Why do you need to do a SPINAL on someone is under GA?

Most of the benefits of Neuraxial anesthesia have been unimpressive so far. yes there is a slight decrease in Postop Pulm Complications in a select population. Again, no change in MORTALITY.

The ileus is a no-brainer....or is it? If you use a combo of narcotic and local in your epidural that benefit is highly marginalized, or worse, lost. Does bupivicaine alone really cut it? My thinking is that you'd need a narcotic PCA as well, or at least orals for breakthrough....there goes that benefit.

Who doesn't get DVT prophylaxis anyways? Those studies about lower DVT's came about (as I understand it) before the advent of our current stringent and universal DVT prophylaxis protocols. Nobody gets a epidural for DVT prophylaxis. It ain't gonna beat heparin, lovenox, or even SCD's.
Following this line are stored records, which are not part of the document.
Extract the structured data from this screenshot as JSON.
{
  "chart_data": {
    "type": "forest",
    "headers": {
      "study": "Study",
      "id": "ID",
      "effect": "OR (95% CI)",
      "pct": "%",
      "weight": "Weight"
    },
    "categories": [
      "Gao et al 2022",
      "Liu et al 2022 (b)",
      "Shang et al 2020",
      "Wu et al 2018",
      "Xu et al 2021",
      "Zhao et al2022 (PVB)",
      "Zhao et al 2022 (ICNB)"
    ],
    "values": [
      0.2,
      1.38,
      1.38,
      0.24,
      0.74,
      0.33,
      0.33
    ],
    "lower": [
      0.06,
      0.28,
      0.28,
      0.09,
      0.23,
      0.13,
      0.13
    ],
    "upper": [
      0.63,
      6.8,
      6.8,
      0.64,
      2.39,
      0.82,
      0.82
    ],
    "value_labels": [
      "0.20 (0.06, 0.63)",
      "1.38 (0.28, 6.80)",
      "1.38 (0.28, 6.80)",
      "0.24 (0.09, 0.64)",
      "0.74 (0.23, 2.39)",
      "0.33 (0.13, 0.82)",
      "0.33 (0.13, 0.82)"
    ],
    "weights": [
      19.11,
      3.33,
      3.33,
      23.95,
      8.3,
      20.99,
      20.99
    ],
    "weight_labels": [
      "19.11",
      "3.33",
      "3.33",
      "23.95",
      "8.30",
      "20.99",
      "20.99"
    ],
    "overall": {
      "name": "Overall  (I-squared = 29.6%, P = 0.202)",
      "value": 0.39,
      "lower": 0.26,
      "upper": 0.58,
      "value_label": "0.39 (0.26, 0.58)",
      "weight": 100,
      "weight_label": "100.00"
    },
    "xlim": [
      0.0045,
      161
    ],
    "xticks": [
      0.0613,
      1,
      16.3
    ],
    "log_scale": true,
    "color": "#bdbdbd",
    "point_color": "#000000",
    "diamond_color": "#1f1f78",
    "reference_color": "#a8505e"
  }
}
The greatest benefit may come from earlier discharge (perhaps up to 2 days)
IF used in combination with a strict early mobility/rehab/nutrition/bowel regime/etc protocol. And again, this is in a select group of patients.

I like neuraxial for abdominal cases. Early coughing is good. In a select group of patients it can really help them out. However I'm far from sold on the technique.

Its a shame that the studies so far haven't blown anyone's mind. Or worse yet, have actually been a severe let down.